Аннета упрямо сказала:
— Да!
— Что? Это честно?
— Это хорошо.
Он взял её руки. Она попыталась вырвать их, но у него была крепкая хватка.
— Взгляни на меня!.. Ты говоришь не то, что думаешь!.. Я хочу, чтобы ты на меня взглянула… Ответь мне! Я не прав?.. Кто из нас честен? Ты или я?
Она понурилась и сказала:
— Ты.
И тотчас же вскрикнула:
— Это безумие! Я не хочу.
Она, наконец, собралась с мыслями. Она попыталась вступить в спор с Марком:
— Честность — это значит быть честным в каждой своей мысли, не вводить в заблуждение никого и прежде всего самого себя насчёт своих верований.

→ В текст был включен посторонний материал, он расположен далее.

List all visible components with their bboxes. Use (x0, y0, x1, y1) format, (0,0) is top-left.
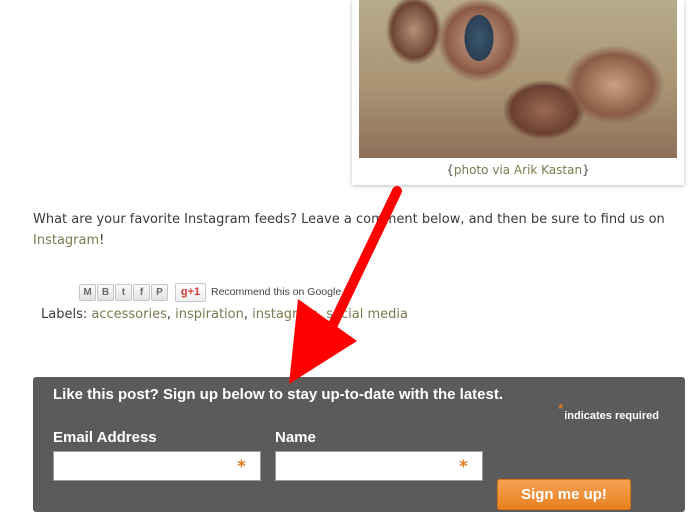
photo-caption: {photo via Arik Kastan} (446, 163, 590, 177)
pinterest-icon[interactable]: P (151, 283, 168, 301)
photo-credit-link[interactable]: photo via Arik Kastan (454, 163, 582, 177)
label-link-social-media[interactable]: social media (326, 307, 408, 322)
blogger-icon[interactable]: B (97, 283, 114, 301)
newsletter-signup-form: Like this post? Sign up below to stay up… (33, 377, 685, 512)
post-body-text: What are your favorite Instagram feeds? … (33, 212, 665, 248)
label-link-instagram[interactable]: instagram (252, 307, 318, 322)
instagram-link[interactable]: Instagram (33, 233, 99, 248)
email-label: Email Address (53, 429, 157, 446)
sign-up-button[interactable]: Sign me up! (497, 479, 631, 510)
rings-photo (359, 0, 677, 158)
photo-card: {photo via Arik Kastan} (352, 0, 684, 185)
label-link-accessories[interactable]: accessories (91, 307, 167, 322)
label-link-inspiration[interactable]: inspiration (175, 307, 244, 322)
share-bar: M B t f P g+1 Recommend this on Google (79, 282, 341, 302)
name-required-star-icon: * (459, 457, 468, 477)
twitter-icon[interactable]: t (115, 283, 132, 301)
name-label: Name (275, 429, 316, 446)
required-note: *indicates required (558, 401, 659, 422)
facebook-icon[interactable]: f (133, 283, 150, 301)
recommend-text: Recommend this on Google (211, 286, 342, 298)
name-field[interactable] (275, 451, 483, 481)
email-icon[interactable]: M (79, 283, 96, 301)
google-plus-one-button[interactable]: g+1 (175, 282, 206, 302)
email-required-star-icon: * (237, 457, 246, 477)
post-labels: Labels: accessories, inspiration, instag… (41, 307, 408, 322)
required-star-icon: * (558, 401, 564, 416)
email-field[interactable] (53, 451, 261, 481)
signup-heading: Like this post? Sign up below to stay up… (53, 386, 504, 403)
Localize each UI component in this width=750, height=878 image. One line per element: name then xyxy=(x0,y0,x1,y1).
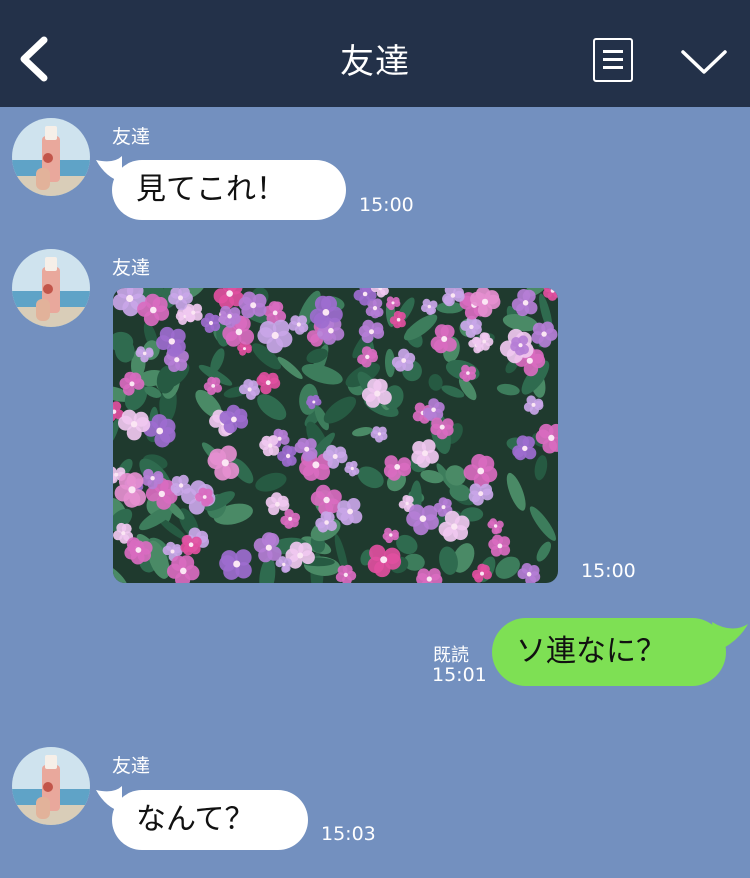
note-list-icon[interactable] xyxy=(593,38,633,82)
message-bubble[interactable]: なんて？ xyxy=(112,790,308,850)
chevron-down-icon[interactable] xyxy=(680,44,728,78)
sender-name: 友達 xyxy=(112,755,151,777)
message-time: 15:00 xyxy=(581,560,636,582)
chat-title: 友達 xyxy=(340,42,410,82)
message-bubble[interactable]: ソ連なに？ xyxy=(492,618,726,686)
message-bubble[interactable]: 見てこれ！ xyxy=(112,160,346,220)
sender-name: 友達 xyxy=(112,126,151,148)
flower-photo[interactable] xyxy=(113,288,558,583)
friend-avatar[interactable] xyxy=(12,118,90,196)
sender-name: 友達 xyxy=(112,257,151,279)
friend-avatar[interactable] xyxy=(12,747,90,825)
message-time: 15:01 xyxy=(432,664,487,686)
friend-avatar[interactable] xyxy=(12,249,90,327)
message-time: 15:03 xyxy=(321,823,376,845)
message-time: 15:00 xyxy=(359,194,414,216)
chat-header: 友達 xyxy=(0,0,750,107)
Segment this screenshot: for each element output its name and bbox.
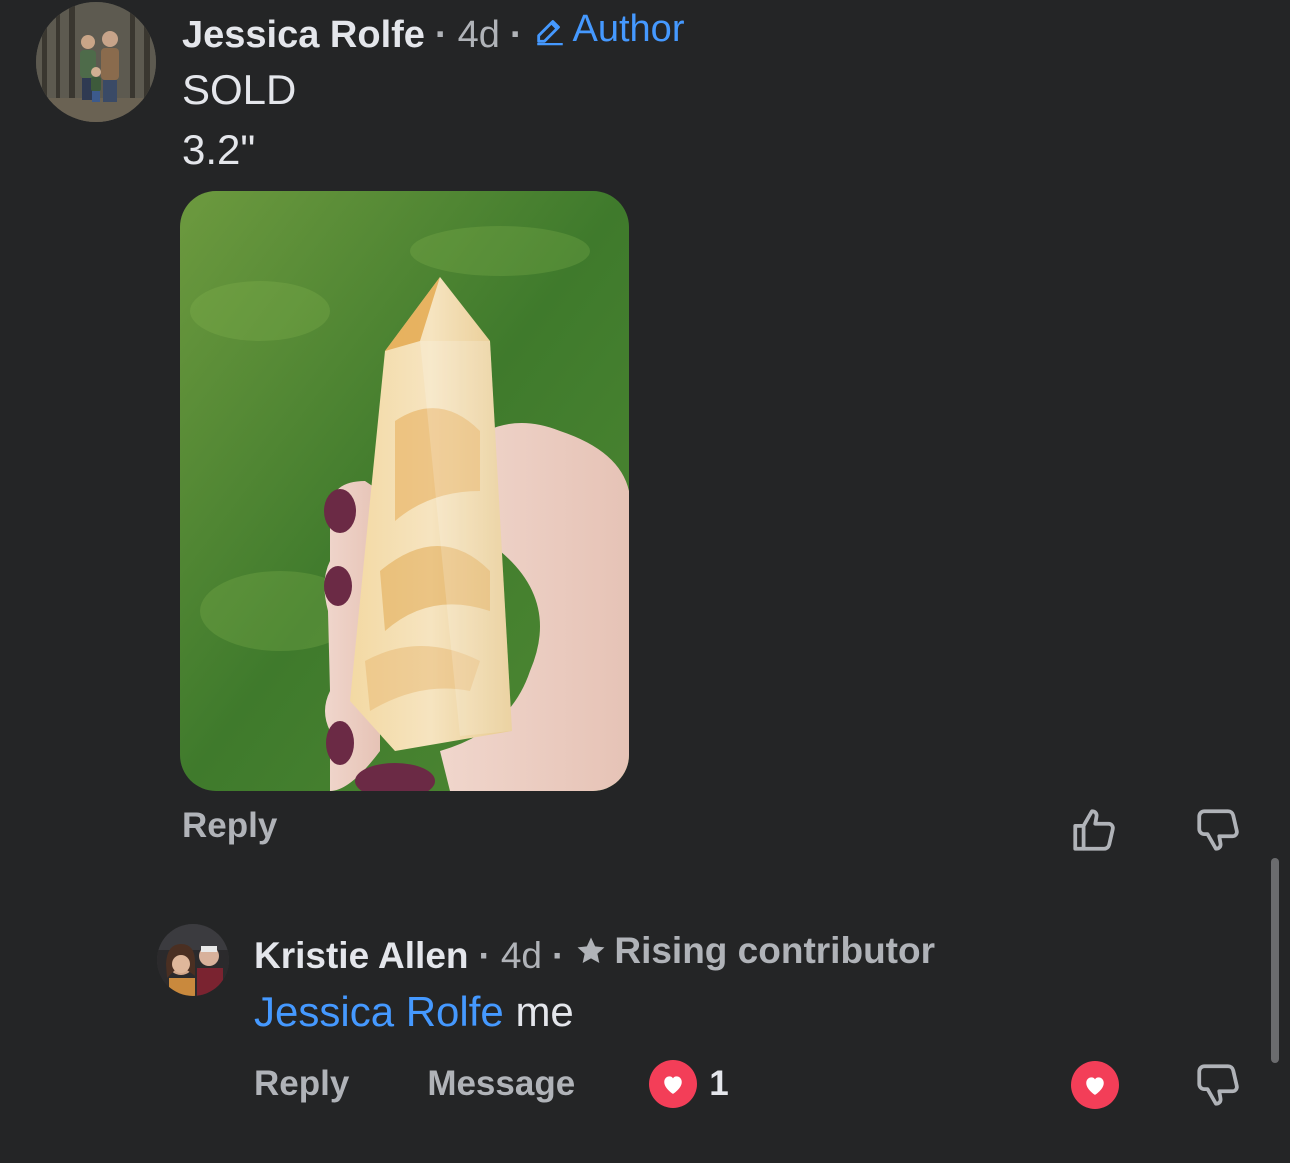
comment-text-line: SOLD: [182, 66, 297, 113]
avatar[interactable]: [36, 2, 156, 122]
love-react-button[interactable]: [1067, 1057, 1123, 1113]
author-badge-label: Author: [572, 8, 685, 50]
author-name[interactable]: Kristie Allen: [254, 935, 469, 977]
mention-link[interactable]: Jessica Rolfe: [254, 988, 504, 1035]
avatar[interactable]: [157, 924, 229, 996]
reply-actions: Reply Message 1: [254, 1060, 729, 1108]
reply-text: Jessica Rolfe me: [254, 988, 574, 1036]
message-button[interactable]: Message: [427, 1064, 575, 1104]
heart-icon: [649, 1060, 698, 1108]
reaction-count: 1: [709, 1064, 729, 1103]
reply-button[interactable]: Reply: [254, 1064, 349, 1104]
separator-dot: ·: [434, 13, 448, 56]
timestamp[interactable]: 4d: [458, 14, 500, 57]
rising-contributor-badge: Rising contributor: [574, 930, 935, 972]
separator-dot: ·: [478, 935, 491, 976]
comment-text-line: 3.2": [182, 126, 256, 173]
author-badge: Author: [533, 8, 685, 51]
reply-header: Kristie Allen · 4d · Rising contributor: [254, 930, 935, 977]
badge-label: Rising contributor: [614, 930, 935, 971]
separator-dot: ·: [552, 935, 565, 976]
author-name[interactable]: Jessica Rolfe: [182, 14, 425, 57]
reply-message: me: [515, 988, 574, 1035]
reaction-summary[interactable]: 1: [649, 1060, 729, 1108]
reply-button[interactable]: Reply: [182, 806, 277, 846]
thumbs-down-icon[interactable]: [1190, 802, 1246, 858]
separator-dot: ·: [509, 13, 523, 56]
scrollbar[interactable]: [1271, 858, 1279, 1063]
comments-thread: Jessica Rolfe · 4d · Author SOLD 3.2" Re…: [0, 0, 1290, 1163]
comment-header: Jessica Rolfe · 4d · Author: [182, 8, 684, 57]
star-icon: [577, 937, 605, 964]
pencil-icon: [536, 19, 563, 45]
thumbs-up-icon[interactable]: [1066, 802, 1122, 858]
heart-icon: [1071, 1061, 1119, 1109]
comment-photo[interactable]: [180, 191, 629, 791]
timestamp[interactable]: 4d: [501, 935, 542, 977]
thumbs-down-icon[interactable]: [1190, 1057, 1246, 1113]
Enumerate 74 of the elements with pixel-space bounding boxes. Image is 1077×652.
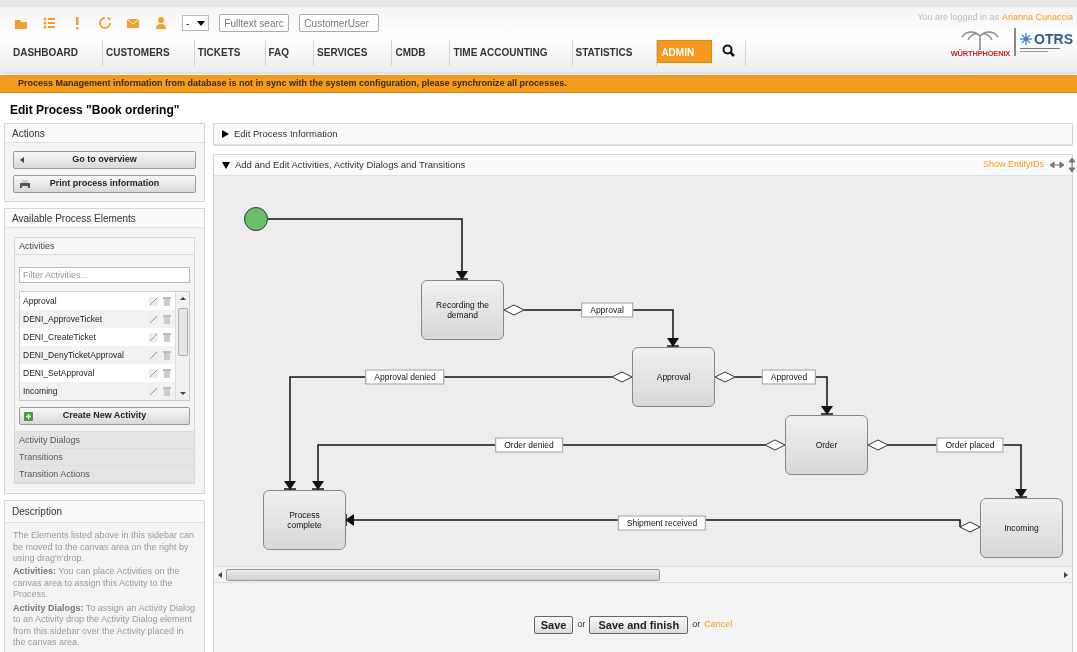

Но честность не требует от нас невозможного: всегда руководствоваться своими верованиями, и только ими. Волен дух наш. А тело — в цепях. Мы впаяны в это общество, в котором живём. Мы подчиняемся определённому порядку. Мы не можем разрушить его, не разрушив себя. Даже неправедный строй мы можем только осудить. Но вынуждены покориться ему.
— Мама, ты отрекаешься от собственной жизни… Разве я не знаю, как ты бунтовала, боролась? Ведь ты не способна терпеть несправедливость к себе и другим? Милая моя строптивица!.. Если бы ты не была строптивой, я бы так тебя не любил!..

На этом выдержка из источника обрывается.